The fouling and cleaning of a ceramic membrane with pore size of 0.05 μm were investigated during the ultrafiltration of glucose–fructose syrup. The following results were obtained from this study.

(1)

At a temperature of 90 °C, a TMP of 2.5 bar, and a cross-flow velocity of 5 m/s under the total reflux operation, the flux decreased rapidly at the commencement of the experiment, but then tended to stabilize.

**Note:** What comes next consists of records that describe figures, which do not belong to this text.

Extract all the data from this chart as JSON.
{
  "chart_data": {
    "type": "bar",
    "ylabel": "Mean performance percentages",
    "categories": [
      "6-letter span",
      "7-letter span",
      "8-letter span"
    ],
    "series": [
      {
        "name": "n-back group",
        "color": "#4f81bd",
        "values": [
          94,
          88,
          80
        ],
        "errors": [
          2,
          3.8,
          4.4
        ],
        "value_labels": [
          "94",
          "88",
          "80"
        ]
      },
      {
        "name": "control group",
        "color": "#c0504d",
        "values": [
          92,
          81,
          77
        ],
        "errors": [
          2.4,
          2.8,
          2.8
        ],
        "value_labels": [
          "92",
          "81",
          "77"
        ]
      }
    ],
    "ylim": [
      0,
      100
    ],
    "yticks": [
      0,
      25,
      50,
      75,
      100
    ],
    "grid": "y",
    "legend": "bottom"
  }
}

The steady-state flux was 181.65 Lm⁻² h⁻¹. The flux of the ceramic membrane is stable and suitable for industrial applications.

(2)

Membrane fouling was studied using mathematical model prediction, SEM, EDX, and FTIR. The results indicated that the dominant fouling during ultrafiltration of glucose–fructose syrup was caused by cake formation on the membrane surface, and the membrane pore blocking was a secondary pollution.

(3)

Through the removal of suspended solids, the membrane-filtered glucose–fructose syrup was decolorized using activated carbon, and the filtration rate was effectively improved. The pretreatment of glucose–fructose syrup using ceramic membrane coupled with activated carbon results in low turbidity and colorless value.

Therefore, the pretreatment of glucose–fructose syrup using ultrafiltration coupled with activated carbon decolorization is feasible and efficient.